Fri Nov 29 06:06:39 UTC 2013

于 2013年11月28日 21:57, Zdenek Kabelac 写道:
> Dne 27.11.2013 09:56, dongmao zhang napsal(a):
>> when lvm_thread is processing remote request, the clvmd
>> received a SIG_TERM, it will free cluster resource before
>> the realwork of lvm_thread is done. If freeing the cluster
>> resource happens before send_message, it would cause the
>> remote command hangs forever.
>>
>> this patch move closedown after the closing the working thread.
>> ---
>> daemons/clvmd/clvmd.c | 3 ++-
>> 1 files changed, 2 insertions(+), 1 deletions(-)
>>
>> diff --git a/daemons/clvmd/clvmd.c b/daemons/clvmd/clvmd.c
>> index d57c0fd..b2f7dd5 100644
>> --- a/daemons/clvmd/clvmd.c
>> +++ b/daemons/clvmd/clvmd.c
>> @@ -621,6 +621,8 @@ int main(int argc, char *argv[])
>> if ((errno = pthread_join(lvm_thread, NULL)))
>> log_sys_error("pthread_join", "");
>>
>> + clops->cluster_closedown();
>> +
>> close_local_sock(local_sock);
>> destroy_lvm();
>>
>> @@ -979,7 +981,6 @@ static void main_loop(int local_sock, int 
>> cmd_timeout)
>> }
>>
>> closedown:
>> - clops->cluster_closedown();
>> if (quit)
>> DEBUGLOG("SIGTERM received\n");
>> }
>
>
> It's not clear to me how this code move helps to anything.
>
> You just moved call of clops->cluster_closedown(); after joining thread?
>
> In which code path this patch is changing something ?
>
> Zdenek
>
>

hi Zdenek,
thank you for you reply. The main idea is that the lvm_thread_fn is 
using cluster resources(such as using cpg_handler in send_message), we 
could not free cluster resource until lvm_thread_fn finishs.

The 'lvm_thread_fn' thread is doing 'process_work_item' in which it will 
send reply message(cluster_send_message) back
to remote nodes. The cluster_send_message is using the cluster resource. 
So it means we can not free the cluster resource before lvm_thread_fn 
really is finished. The cluster_closedown in the main thread could 
possibly happen before lvm_thread_fn thread calls send_message.
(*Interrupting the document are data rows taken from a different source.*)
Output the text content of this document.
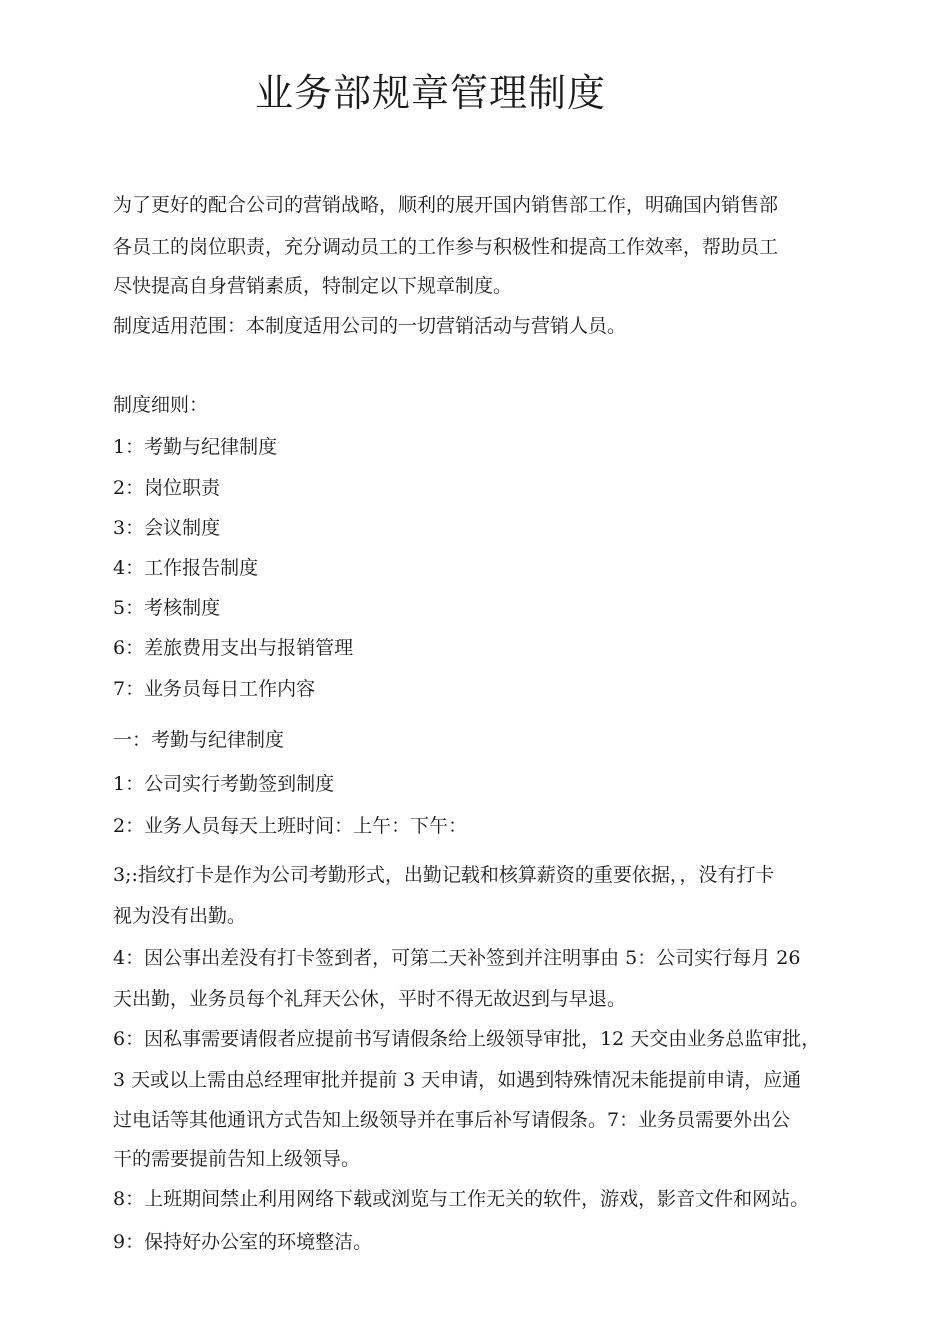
业务部规章管理制度
为了更好的配合公司的营销战略，顺利的展开国内销售部工作，明确国内销售部
各员工的岗位职责，充分调动员工的工作参与积极性和提高工作效率，帮助员工
尽快提高自身营销素质，特制定以下规章制度。
制度适用范围：本制度适用公司的一切营销活动与营销人员。
制度细则：
1：考勤与纪律制度
2：岗位职责
3：会议制度
4：工作报告制度
5：考核制度
6：差旅费用支出与报销管理
7：业务员每日工作内容
一：考勤与纪律制度
1：公司实行考勤签到制度
2：业务人员每天上班时间：上午：下午：
3;:指纹打卡是作为公司考勤形式，出勤记载和核算薪资的重要依据，，没有打卡
视为没有出勤。
4：因公事出差没有打卡签到者，可第二天补签到并注明事由 5：公司实行每月 26
天出勤，业务员每个礼拜天公休，平时不得无故迟到与早退。
6：因私事需要请假者应提前书写请假条给上级领导审批，12 天交由业务总监审批，
3 天或以上需由总经理审批并提前 3 天申请，如遇到特殊情况未能提前申请，应通
过电话等其他通讯方式告知上级领导并在事后补写请假条。7：业务员需要外出公
干的需要提前告知上级领导。
8：上班期间禁止利用网络下载或浏览与工作无关的软件，游戏，影音文件和网站。
9：保持好办公室的环境整洁。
If so, it could cause a sending message failure, moreover, the remote 
node can not get the response, it has to wait a timeout to finish.

I met a bug like this: two nodes with VG resource.
1. NodeA runs 'rcopenais stop'
2. NodeB runs 'vgscan'

in some time, vgscan could hang for a while waiting all cluster nodes' 
response.
Because unfortunately clvmd on NodeA can not send back message because 
cluster_closedown happens before send_message.

Dongmao Zhang